Gail E. Radcliffe, PhD, President of Radcliffe Consulting and a member of the Health Decisions Scientific Advisory Board, will draw on recent experiences representing sponsors with the FDA to address topics, including:

• FDA changes to the 510(k) de novo process
• The 510(k)/CLIA Waiver dual submission
• Processes for development of companion diagnostics

Dr. Radcliffe will also discuss adjusting to the new norm of substantially faster FDA response in a variety of areas. In addition, Dr. Radcliffe will analyze the effects of new EU regulations, including more extensive review by Notified Bodies. The European Medical Device Regulations and In Vitro Diagnostic Regulations came into effect on May 26, 2017 and Notified Bodies may be authorized to perform reviews by June 2018. Dr. Radcliffe will discuss the implications of EU changes for developer decisions about whether to seek CE Mark before FDA approval, or the reverse. Dr. Radcliffe will discuss pros and cons of different development pathways for the US and EU markets. In addition, Dr. Radcliffe will address questions about the implications for diagnostics developers of regulatory changes on both sides of the Atlantic.

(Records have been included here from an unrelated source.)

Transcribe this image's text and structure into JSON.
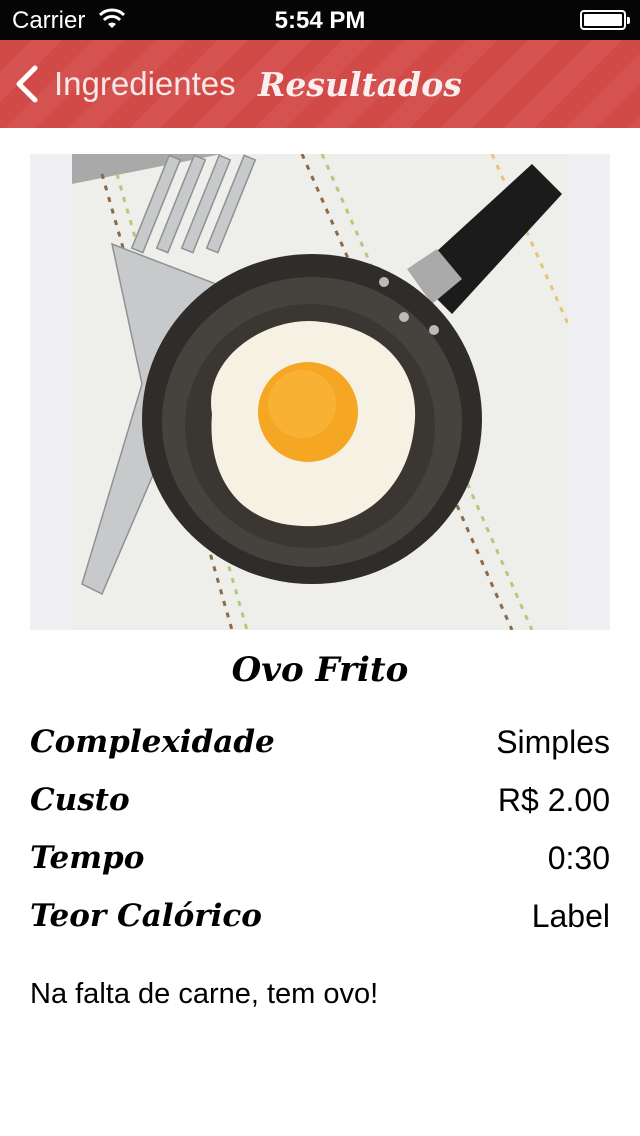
{
  "status_bar": {
    "carrier": "Carrier",
    "time": "5:54 PM",
    "battery_level": 1.0
  },
  "nav": {
    "back_label": "Ingredientes",
    "title": "Resultados",
    "back_icon": "chevron-left-icon",
    "bar_color": "#d24a48"
  },
  "recipe": {
    "image": "fried-egg-in-pan",
    "name": "Ovo Frito",
    "details": [
      {
        "label": "Complexidade",
        "value": "Simples"
      },
      {
        "label": "Custo",
        "value": "R$ 2.00"
      },
      {
        "label": "Tempo",
        "value": "0:30"
      },
      {
        "label": "Teor Calórico",
        "value": "Label"
      }
    ],
    "description": "Na falta de carne, tem ovo!"
  }
}
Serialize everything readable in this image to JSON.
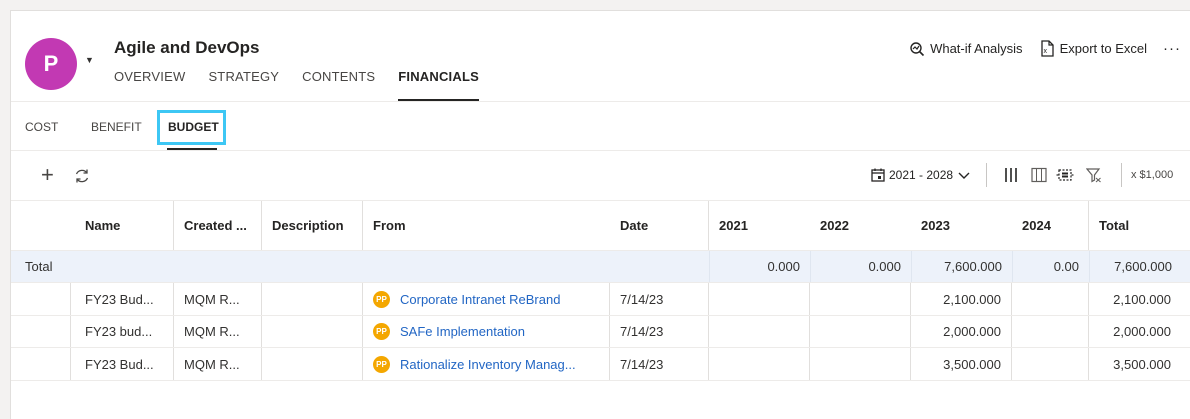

Health Decisions Project Manager Jessica Kappes, MBA, MT, will advise sponsors on progressing diagnostics programs from early development to subject-based testing. The transition to subject-based testing sometimes presents unexpected challenges, especially for start-up companies with in-house scientific expertise but limited experience in clinical studies. Ms. Kappes, with training as both a medical technologist and a business manager, is a highly experienced project manager for diagnostics studies involving clinical settings.

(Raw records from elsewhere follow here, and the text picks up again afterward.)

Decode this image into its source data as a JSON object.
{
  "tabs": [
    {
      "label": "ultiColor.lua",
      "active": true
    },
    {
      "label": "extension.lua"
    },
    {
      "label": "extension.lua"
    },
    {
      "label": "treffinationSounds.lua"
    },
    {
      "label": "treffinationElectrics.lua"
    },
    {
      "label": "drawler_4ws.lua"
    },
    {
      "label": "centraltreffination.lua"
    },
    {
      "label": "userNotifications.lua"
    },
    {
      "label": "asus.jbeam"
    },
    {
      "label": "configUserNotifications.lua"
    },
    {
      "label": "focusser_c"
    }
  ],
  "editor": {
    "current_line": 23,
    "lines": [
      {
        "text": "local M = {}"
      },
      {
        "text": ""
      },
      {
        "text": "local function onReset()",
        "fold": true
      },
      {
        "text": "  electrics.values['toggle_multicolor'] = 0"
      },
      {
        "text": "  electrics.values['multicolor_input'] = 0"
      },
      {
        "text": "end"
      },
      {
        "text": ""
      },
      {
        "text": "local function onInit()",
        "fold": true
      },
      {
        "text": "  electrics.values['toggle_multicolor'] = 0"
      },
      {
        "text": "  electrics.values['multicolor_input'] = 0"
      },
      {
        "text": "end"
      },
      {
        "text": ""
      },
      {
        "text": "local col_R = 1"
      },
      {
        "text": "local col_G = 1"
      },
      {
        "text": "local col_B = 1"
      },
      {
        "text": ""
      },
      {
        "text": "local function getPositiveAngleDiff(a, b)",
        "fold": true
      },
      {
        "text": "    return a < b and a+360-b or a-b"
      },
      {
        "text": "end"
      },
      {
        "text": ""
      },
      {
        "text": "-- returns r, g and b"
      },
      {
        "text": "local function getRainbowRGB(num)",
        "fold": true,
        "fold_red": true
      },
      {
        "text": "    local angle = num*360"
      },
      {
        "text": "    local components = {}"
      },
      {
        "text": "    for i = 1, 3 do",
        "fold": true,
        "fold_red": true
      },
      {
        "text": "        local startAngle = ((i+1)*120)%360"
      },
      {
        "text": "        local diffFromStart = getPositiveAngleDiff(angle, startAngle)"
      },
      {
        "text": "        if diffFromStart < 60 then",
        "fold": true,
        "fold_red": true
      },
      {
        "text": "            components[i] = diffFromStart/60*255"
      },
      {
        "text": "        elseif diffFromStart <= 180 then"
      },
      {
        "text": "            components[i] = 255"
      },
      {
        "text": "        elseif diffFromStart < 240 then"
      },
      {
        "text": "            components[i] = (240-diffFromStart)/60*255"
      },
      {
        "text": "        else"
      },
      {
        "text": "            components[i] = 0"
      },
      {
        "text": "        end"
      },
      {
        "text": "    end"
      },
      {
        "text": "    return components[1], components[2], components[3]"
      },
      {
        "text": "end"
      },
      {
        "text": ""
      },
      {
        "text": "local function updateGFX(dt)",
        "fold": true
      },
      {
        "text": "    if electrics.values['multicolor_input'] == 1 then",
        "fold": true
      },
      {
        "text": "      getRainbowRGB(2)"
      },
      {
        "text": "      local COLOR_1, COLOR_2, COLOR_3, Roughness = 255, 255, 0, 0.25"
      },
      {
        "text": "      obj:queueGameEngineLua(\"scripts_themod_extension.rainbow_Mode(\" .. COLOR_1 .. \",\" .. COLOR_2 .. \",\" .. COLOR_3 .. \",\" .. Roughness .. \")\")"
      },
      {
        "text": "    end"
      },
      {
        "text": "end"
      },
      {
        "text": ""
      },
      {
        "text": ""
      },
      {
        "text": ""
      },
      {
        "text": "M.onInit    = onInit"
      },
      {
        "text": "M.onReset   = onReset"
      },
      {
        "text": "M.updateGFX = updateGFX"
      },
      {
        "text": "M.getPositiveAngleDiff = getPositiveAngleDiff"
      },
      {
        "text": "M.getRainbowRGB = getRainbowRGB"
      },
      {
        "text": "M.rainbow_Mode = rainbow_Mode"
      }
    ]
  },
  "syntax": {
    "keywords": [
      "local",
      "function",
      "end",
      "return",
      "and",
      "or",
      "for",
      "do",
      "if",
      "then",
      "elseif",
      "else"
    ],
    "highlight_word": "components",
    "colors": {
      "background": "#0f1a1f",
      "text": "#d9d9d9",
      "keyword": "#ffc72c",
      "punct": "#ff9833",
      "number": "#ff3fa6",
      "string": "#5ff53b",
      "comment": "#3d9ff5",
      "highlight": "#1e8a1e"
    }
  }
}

Ms. Kappes will address topics including how to determine that your product is indeed ready for trials involving collection of samples from subjects in clinical settings, and coordination of internal and external development teams to initiate clinical studies. Her goal is to help diagnostics developers assess development status to justify proceeding with confidence into large subject-based trials to support a PMA, 510(k) or dual 510(k)/CLIA waiver submission.

Above all, she wants diagnostics developers to avoid the shock of discovering after investing in a large subject-based IVD study that the investigational diagnostic is not functioning in a clinical setting as it did in the hands of diagnostics professionals in the lab.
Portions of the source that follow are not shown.